Use Ollama Local LLMs with BrainSoup
Introduction
BrainSoup can use Ollama models as local LLMs, so your agents can run on your own computer instead of sending every prompt to a cloud provider. Install Ollama, download a model, then select that model in BrainSoup's AI settings.
After Ollama is connected, tune num_ctx and context length in the Ollama model optimization guide for BrainSoup agents. If you prefer a desktop interface with a local inference server instead of the Ollama CLI, follow the LM Studio local inference server setup for BrainSoup.
What is Ollama?
Ollama is a tool for running, creating, and sharing LLMs locally. It supports many model families, including Llama, Mistral, Phi, Qwen, DeepSeek, and others available from the Ollama library. Ollama manages models through a command-line interface and exposes a local API that BrainSoup can use.
Step 1: Downloading and Installing Ollama
- Visit the Ollama official website to download the latest version of the application suitable for your operating system.
- Follow the installation instructions provided on the website to set up Ollama on your machine.
Step 2: Downloading a Model with the Ollama CLI
- Open a terminal window on your machine.
- Use the following command to download a model from the Ollama repository (replace
<model_name>with the name of the model you wish to download):
ollama pull <model_name>
Tips:
- You can find a list of available models with the command
ollama list, or by visiting the Ollama library. - Some models are specifically optimized for certain domains or tasks, such as mathematics, programming, medical applications, role-playing, and more. By combining agents with different models, you can create your personalized team of experts.
- Start with a model that fits your hardware. Larger models and longer context windows need more memory and can be slower.
Step 3: Integrating Ollama with BrainSoup
Once Ollama is installed, BrainSoup can automatically detect it if both applications are on the same machine. This seamless integration allows all installed Ollama models to become instantly available within BrainSoup.
For Local Installation:
- BrainSoup detects Ollama automatically.
- All models managed by Ollama will be listed in BrainSoup under the AI providers section in settings.
For Remote Installation or Docker:
If you have Ollama installed on a different machine or within a Docker container, you need to specify the URL of your Ollama server:
- Navigate to the Settings screen in BrainSoup.
- Go to the AI providers section.
- Enter the URL of your remote Ollama server.
- Click on the Connect button to establish the connection.
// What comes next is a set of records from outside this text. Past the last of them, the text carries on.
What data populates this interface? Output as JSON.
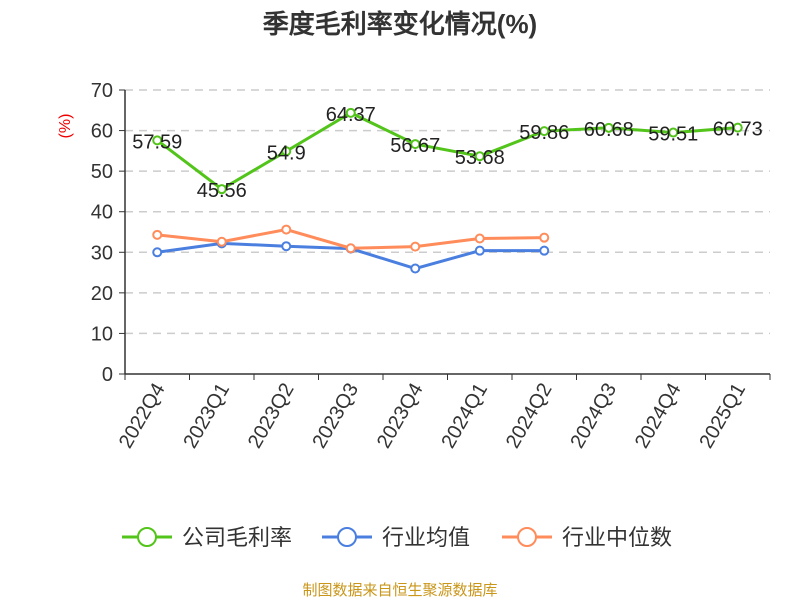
{
  "chart_data": {
    "type": "line",
    "title": "季度毛利率变化情况(%)",
    "ylabel": "(%)",
    "ylim": [
      0,
      70
    ],
    "yticks": [
      0,
      10,
      20,
      30,
      40,
      50,
      60,
      70
    ],
    "grid": true,
    "legend_position": "bottom",
    "categories": [
      "2022Q4",
      "2023Q1",
      "2023Q2",
      "2023Q3",
      "2023Q4",
      "2024Q1",
      "2024Q2",
      "2024Q3",
      "2024Q4",
      "2025Q1"
    ],
    "series": [
      {
        "name": "公司毛利率",
        "color": "#52c41a",
        "values": [
          57.59,
          45.56,
          54.9,
          64.37,
          56.67,
          53.68,
          59.86,
          60.68,
          59.51,
          60.73
        ],
        "labels": [
          "57.59",
          "45.56",
          "54.9",
          "64.37",
          "56.67",
          "53.68",
          "59.86",
          "60.68",
          "59.51",
          "60.73"
        ]
      },
      {
        "name": "行业均值",
        "color": "#4a7fe0",
        "values": [
          30.0,
          32.2,
          31.5,
          30.9,
          26.0,
          30.4,
          30.4,
          null,
          null,
          null
        ]
      },
      {
        "name": "行业中位数",
        "color": "#ff8c5a",
        "values": [
          34.3,
          32.6,
          35.6,
          31.0,
          31.4,
          33.4,
          33.6,
          null,
          null,
          null
        ]
      }
    ]
  },
  "footer": {
    "source": "制图数据来自恒生聚源数据库"
  }
}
Step 4: Getting Started with Local LLMs in BrainSoup
All the models managed by Ollama are now accessible within BrainSoup. You can select the desired model for your agents in their respective settings. For this, follow these steps:
- Open the agent settings by double-clicking on the agent's name in the left pane.
- In the AI settings section, select the desired model from the dropdown list.

Context Length and num_ctx
The context length is the number of tokens the model can keep in memory while generating a response. Agent workflows often need a larger context length than a simple chat because BrainSoup may include instructions, tool results, documents, working memory, and conversation history.
In Ollama, the num_ctx parameter controls the context window used by a model. For BrainSoup agents that use documents or tools, a context length of at least 8192 tokens is a practical starting point when your hardware and model support it. More demanding coding, research, or document-heavy workflows may benefit from a larger value.
To set this permanently for an Ollama model, create a custom Modelfile with a line such as:
PARAMETER num_ctx 8192
For the full command sequence, examples, and tradeoffs, follow Optimizing Ollama Models for BrainSoup.
Conclusion
Integrating local LLMs via Ollama offers unparalleled control over your data privacy and computational resources. With this setup, you're equipped to harness the capabilities of advanced language models while maintaining full ownership of your data and infrastructure.
Note: Most Ollama LLMs don't support function calls and are not multimodal, but your agent can still use tools, see images and listen to audio thanks to BrainSoup's ability to delegate these abilities to a more powerful LLM when needed. This multi-LLM cooperation is the cornerstone of BrainSoup, allowing you to leverage the strengths of different models without being limited by their individual capabilities.
Warning: Ollama context length defaults can vary by model, version, and hardware. For advanced BrainSoup scenarios, especially when the agent needs to access documents and use tools, set num_ctx explicitly instead of relying on the default.